Bitcoin surged more than 4% to reclaim the $61,000 mark, its strongest level in over a week, after Federal Reserve Chair Kevin Warsh signaled that inflation risks had softened. The move came despite a 7.9% plunge in South Korea's Kospi fueled by renewed AI chip worries, which did little to dampen crypto appetite.
On-chain data from Glassnode and Bitfinex reveals what analysts describe as "accumulation beneath the surface," with long-term holders steadily adding to their positions even as spot Bitcoin ETFs continue to see net outflows. This divergence suggests a bullish structural shift, as patient capital absorbs supply that short-term traders and ETF sellers are releasing.
Warsh's comments mark a notable pivot in Fed rhetoric, reinforcing expectations that the central bank may ease its tightening stance later this year. The regulatory backdrop remains uncertain, however, with the SEC still weighing multiple spot ETF applications and the CFTC grappling with how to classify certain digital assets.
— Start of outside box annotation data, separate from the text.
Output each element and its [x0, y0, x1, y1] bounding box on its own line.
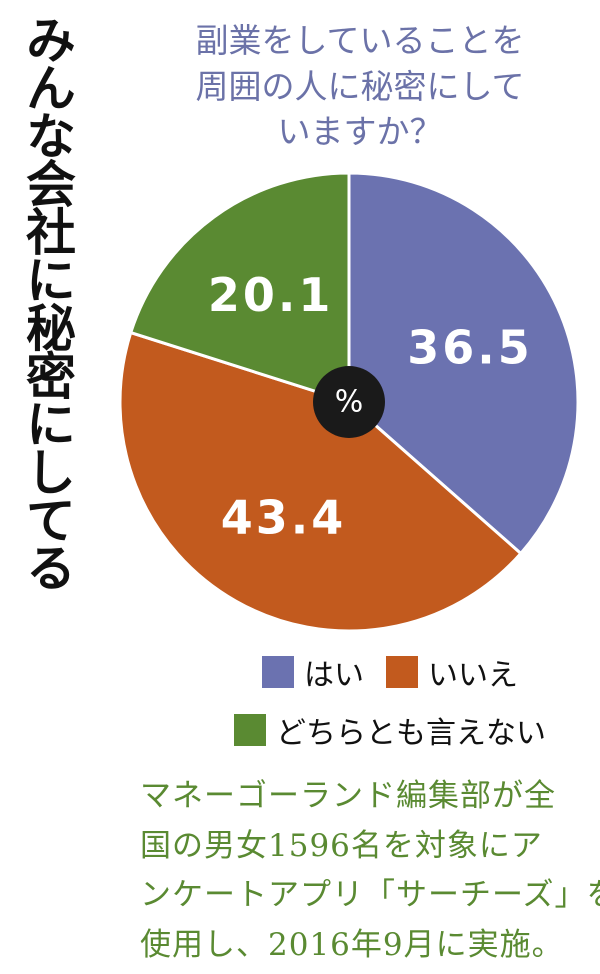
survey-question: 副業をしていることを 周囲の人に秘密にして いますか？ — [150, 18, 570, 155]
note-line-4: 使用し、2016年9月に実施。 — [140, 926, 564, 963]
legend-item-no: いいえ — [386, 650, 518, 694]
question-line-2: 周囲の人に秘密にして — [195, 66, 525, 106]
pie-slice-no — [118, 330, 523, 633]
legend-label-neither: どちらとも言えない — [276, 716, 546, 751]
legend-item-neither: どちらとも言えない — [234, 708, 546, 752]
legend: はい いいえ どちらとも言えない — [200, 650, 580, 766]
note-line-2: 国の男女1596名を対象にア — [140, 827, 543, 864]
legend-swatch-no — [386, 656, 418, 688]
legend-label-yes: はい — [304, 658, 364, 693]
pie-slice-neither — [128, 171, 351, 405]
unit-badge — [313, 366, 385, 438]
legend-row-1: はい いいえ — [200, 650, 580, 694]
pie-slice-yes — [347, 171, 580, 556]
pie-value-label-no: 43.4 — [221, 491, 347, 545]
note-line-3: ンケートアプリ「サーチーズ」を — [140, 877, 600, 914]
legend-item-yes: はい — [262, 650, 364, 694]
note-line-1: マネーゴーランド編集部が全 — [140, 778, 556, 814]
question-line-1: 副業をしていることを — [195, 21, 525, 60]
survey-note: マネーゴーランド編集部が全 国の男女1596名を対象にア ンケートアプリ「サーチ… — [140, 772, 600, 970]
legend-swatch-yes — [262, 656, 294, 688]
legend-swatch-neither — [234, 714, 266, 746]
pie-value-label-neither: 20.1 — [208, 268, 334, 322]
unit-label: % — [335, 385, 364, 420]
question-line-3: いますか？ — [277, 112, 443, 152]
pie-value-label-yes: 36.5 — [407, 320, 533, 374]
legend-row-2: どちらとも言えない — [200, 708, 580, 752]
legend-label-no: いいえ — [428, 658, 518, 693]
vertical-title: みんな会社に秘密にしてる — [18, 14, 76, 590]
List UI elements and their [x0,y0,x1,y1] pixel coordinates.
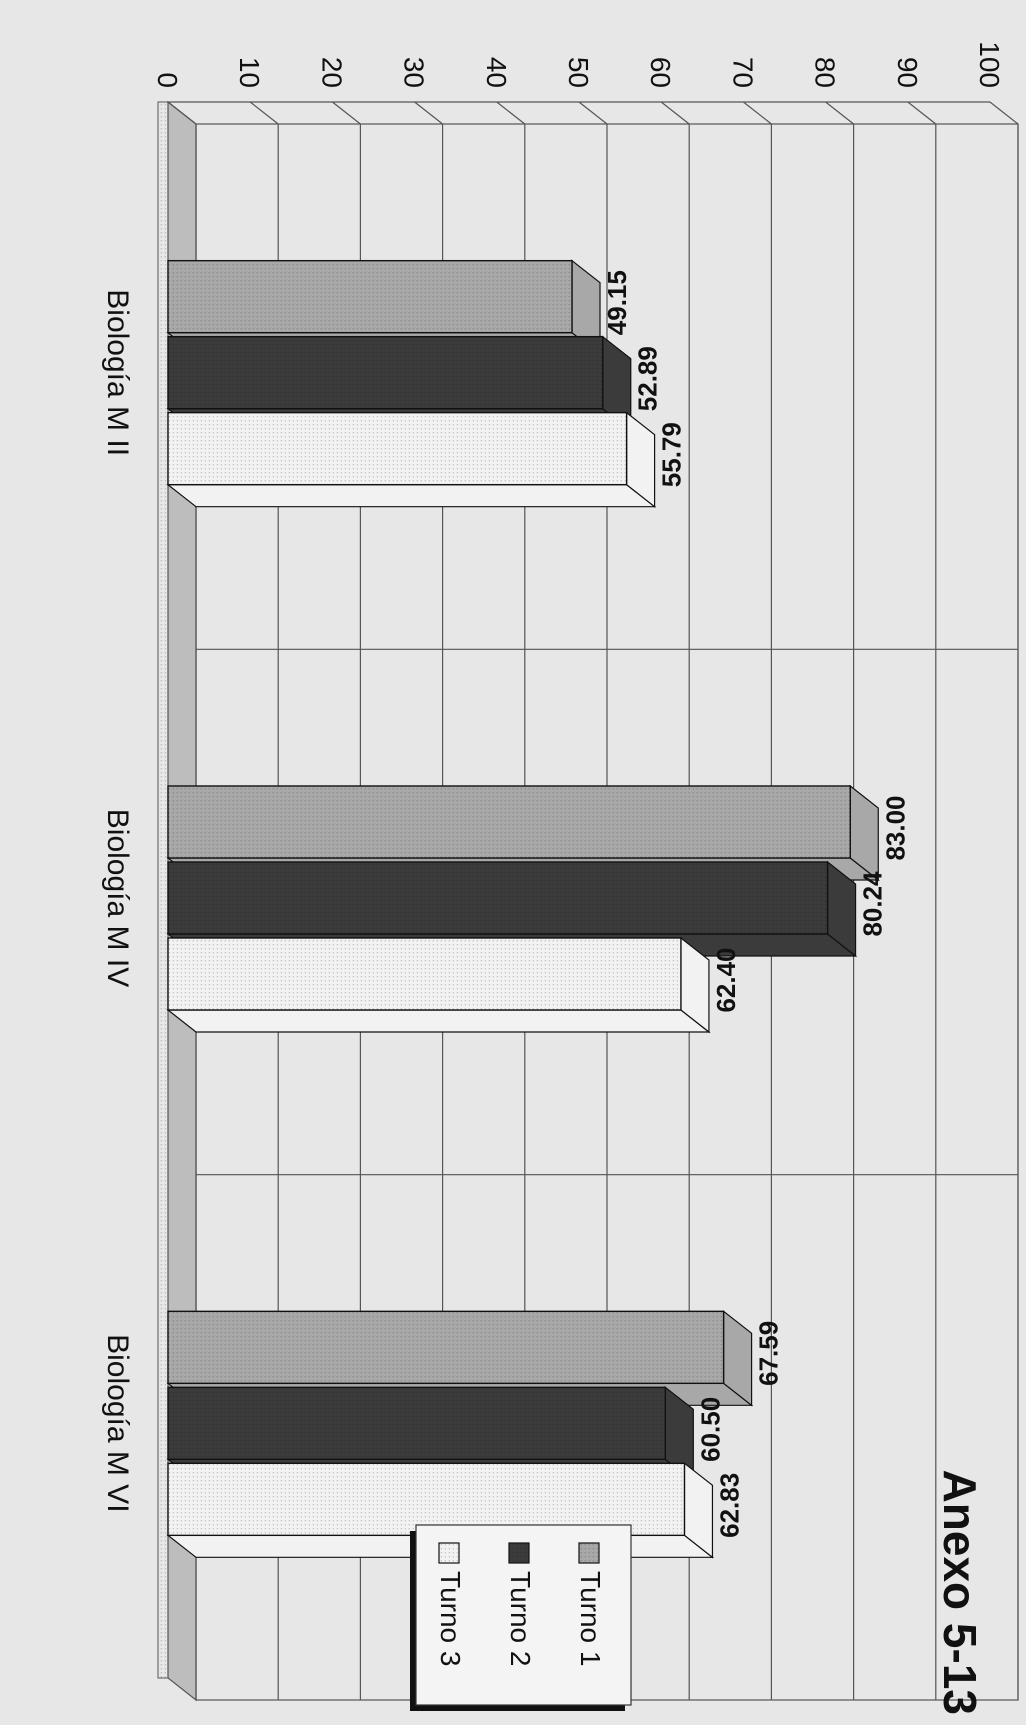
gridline-depth [825,101,854,125]
bar-texture [168,938,681,1010]
y-axis: 0 10 20 30 40 50 60 70 80 90 100 [152,41,1005,103]
data-label: 49.15 [602,270,632,335]
bar-texture [168,412,627,485]
data-label: 83.00 [880,795,910,860]
gridline-depth [578,101,608,125]
gridline-depth [989,101,1019,125]
y-tick-label: 100 [974,41,1005,88]
bar-side [166,484,657,508]
gridline-depth [249,101,279,125]
y-tick-label: 30 [399,57,430,88]
gridline-depth [660,101,690,125]
bar-texture [168,260,573,333]
legend-label: Turno 3 [435,1571,466,1666]
y-tick-label: 20 [316,57,347,88]
y-tick-label: 60 [645,57,676,88]
data-label: 52.89 [633,346,663,411]
data-label: 62.40 [711,947,741,1012]
legend-label: Turno 1 [575,1571,606,1666]
data-label: 55.79 [657,422,687,487]
data-label: 67.59 [754,1321,784,1386]
legend-box [415,1524,632,1706]
floor-edge [157,101,169,1679]
legend-label: Turno 2 [505,1571,536,1666]
gridline-depth [332,101,361,125]
legend: Turno 1 Turno 2 Turno 3 [410,1524,632,1711]
bar-side [166,1009,711,1033]
legend-swatch-texture [439,1543,459,1563]
bar-texture [167,862,828,934]
y-tick-label: 40 [481,57,512,88]
bar-texture [167,786,851,858]
gridline-depth [743,101,772,125]
gridline-depth [167,101,197,125]
gridline-depth [907,101,937,125]
x-axis: Biología M II Biología M IV Biología M VI [101,289,134,1512]
bar-texture [168,1463,685,1536]
chart-title: Anexo 5-13 [934,1470,986,1715]
gridline-depth [414,101,443,125]
y-tick-label: 70 [727,57,758,88]
bar-texture [168,1311,724,1384]
x-category-label: Biología M IV [101,809,134,987]
legend-swatch-texture [509,1543,529,1563]
x-category-label: Biología M VI [101,1334,134,1512]
data-label: 80.24 [858,871,888,937]
bar-texture [168,336,603,409]
legend-swatch-texture [579,1543,599,1563]
data-label: 60.50 [695,1397,725,1462]
x-category-label: Biología M II [101,289,134,456]
bar-texture [168,1387,666,1460]
y-tick-label: 90 [892,57,923,88]
y-tick-label: 10 [234,57,265,88]
bars [166,259,880,1559]
y-tick-label: 80 [810,57,841,88]
data-label: 62.83 [714,1473,744,1538]
y-tick-label: 50 [563,57,594,88]
y-tick-label: 0 [152,72,183,88]
gridline-depth [496,101,526,125]
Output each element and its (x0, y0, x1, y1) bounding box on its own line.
Bitcoin's market capitalization now sits at roughly $1.2 trillion, representing about 48% of the total crypto market. Its correlation with the S&P 500 has eased slightly, but the token remains sensitive to macro signals—today's rally was powered more by rate expectations than by any crypto-specific catalyst.
Some analysts caution that ETF outflows, if sustained, could cap further gains. The $61,000 level has acted as resistance before, and a failure to hold it might invite renewed selling. Long-term holders appear confident, but the broader macro picture—including AI-driven equity volatility—remains a wild card.